You and your partner both love running and being together. So why doesn’t it go so well when you actually run together?
“You never leave your runner” I said, grinding my teeth, and gasping.
Less than 24 hours after Peter had kneeled down and asked me to marry him, vowing to stick by me for better, for worse (and, I assumed, for faster or slower), he was darting ahead, bounding over roots and rocks, not even looking over his shoulder to make sure I was okay.
“But we’re running,” he said, his eyes bulged in confusion. “I want to push it as much as possible.”
I craved quality together time; he wanted a workout. It was one in a series of missed signals that got triggered every time we tried to take our partnership on the road (or trail). When I asked, “You okay?” He seethed. When he didn’t ask, I fumed. Indeed, we learned the hard way what many other couples already knew: Even if you love running and love being together, there is a very good chance you may not love running together.

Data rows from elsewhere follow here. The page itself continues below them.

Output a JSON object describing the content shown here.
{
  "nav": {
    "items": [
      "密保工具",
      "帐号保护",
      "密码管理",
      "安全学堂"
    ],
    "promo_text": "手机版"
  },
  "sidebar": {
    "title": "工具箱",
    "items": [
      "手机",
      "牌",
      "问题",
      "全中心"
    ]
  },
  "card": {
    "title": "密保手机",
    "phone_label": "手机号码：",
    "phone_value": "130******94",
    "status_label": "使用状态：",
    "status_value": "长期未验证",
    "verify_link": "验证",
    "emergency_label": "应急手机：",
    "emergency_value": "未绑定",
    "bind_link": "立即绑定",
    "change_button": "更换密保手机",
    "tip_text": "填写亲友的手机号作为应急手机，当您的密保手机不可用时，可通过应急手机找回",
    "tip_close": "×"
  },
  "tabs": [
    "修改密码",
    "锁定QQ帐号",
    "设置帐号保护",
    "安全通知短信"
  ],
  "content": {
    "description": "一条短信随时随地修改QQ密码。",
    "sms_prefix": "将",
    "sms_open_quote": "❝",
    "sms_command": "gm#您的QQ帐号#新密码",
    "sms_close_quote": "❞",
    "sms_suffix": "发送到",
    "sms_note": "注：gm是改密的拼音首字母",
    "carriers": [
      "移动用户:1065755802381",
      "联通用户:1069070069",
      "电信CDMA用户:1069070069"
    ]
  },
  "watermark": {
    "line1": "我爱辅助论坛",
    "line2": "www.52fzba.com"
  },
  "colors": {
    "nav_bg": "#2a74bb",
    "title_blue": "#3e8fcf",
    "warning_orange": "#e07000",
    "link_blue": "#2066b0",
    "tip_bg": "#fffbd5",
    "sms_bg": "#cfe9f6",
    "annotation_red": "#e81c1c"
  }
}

“When romantic partners are intimate in so many functions in their life, whether it’s work, a hobby, or a sport, it can get intense,” says Michael Gervais, Ph.D., a high-performance psychologist in Los Angeles. While plenty of couples cherish running as together time, others always go their separate ways. Fifty-eight percent of runners in a runnersworld.com poll said that they never train with their romantic partner. Another 26 percent of runners said that they train for and go to the same races together—but run at their own paces. Just six percent of runners said that they train and race in lockstep.
To be sure, sharing your love of running with the love of your life has plenty of benefits. There’s no need to explain the early start that cuts short a late night out. No need to justify mysterious smells, sweaty kisses, ugly feet, or why a $120-shoe expenditure every few months is non-negotiable. And that’s to say nothing of the ease of planning vacations around races and the companionship of someone who can genuinely commiserate when you’re sidelined by injury.
Experts say that learning to nurture and respect your partner beyond his or her role as your beloved—as a runner—can bring you closer. “The great thing about running—like any leisure activity—is that it breaks down the normal patterns of communication and the roles we play,” says Dennis Orthner, a professor at the University of North Carolina School of Social Work. “That gives you an opportunity to open up new channels of communication and break down the normal barriers for intimacy.”
So why can mixing romance and running be so tough? After all, you’re doing the thing you love with the one you love. All those feel-good hormones are pumping; your body and confidence are getting a boost. Experts say that conflicts can stem from basic gender differences—shaped by nature and nurture—along with communication breakdowns that can start before the first shoelace is tied.
But running together doesn’t have to wear down your relationship. With a little planning, and the same kind of give and take that you exercise off the road, you can each run happily ever after.
Some of the potential for problems comes from differences in basic brain chemistry, says Shawn Talbott, Ph.D., a nutritional biochemist who has finished more than 100 marathons and triathlons. “When men and women compete, they have totally different hormone production, and they’re going in completely opposite directions.”
Even at rest, men have about 10 times more testosterone than women. Testosterone helps guys be more driven, competitive, goal-oriented, and focused. During competition—or even just a training run—testosterone gets elevated even higher. “It’s all about going up against the other person,” Talbott says.
In women, on the other hand, competition prompts the production of oxytocin, the so-called “cuddling” hormone associated with nurturing, collaboration, empathy, and trust; it’s the same hormone that promotes bonding between moms and newborns, and two people who are falling in love.
This can be further reinforced by socialization, says John Gray, author of Men Are from Mars, Women Are from Venus. “Men get benefits from staying focused on one thing and accomplishing that task,” he says. “Women get more benefits from talking and sharing.”
That explains why it took a little adjustment when Meleah and Greg Shank started training together for the Big Sur Marathon. Meleah jokes that she had to give her husband a five-word-per-hour quota, because otherwise he wouldn’t make a peep. “If I’m running, I’m thinking about running,” Greg says. “I’m worried about whether or not I’m going fast and performing at my best. I may appear quiet because I’m focused on that, or trying to solve a problem. It’s not that I don’t want to talk, but there are times when I just want to be in my head.”
Just knowing—and respecting—that can help you sidestep trouble, says Gray. The chattier partner won’t take the silence personally and can maybe bring along some music or some other running buddies for entertainment.
Indeed, Meleah came to savor the silent together time, focusing on the sounds of their footfalls or their breathing rhythm. “I learned to just be present and enjoy his company without trying to force anything or nudge the situation,” she says.
She also learned to avoid heavy topics that required his decisions or attention. “It’s so easy to take advantage of our alone time,” she says. “In the past I may have been tempted to have a ‘conversation list’ of things to bring up with him during our run. But the quality of running together is quite different from having dinner together by ourselves. With running, we are connecting in such a different way, without having a conversation.”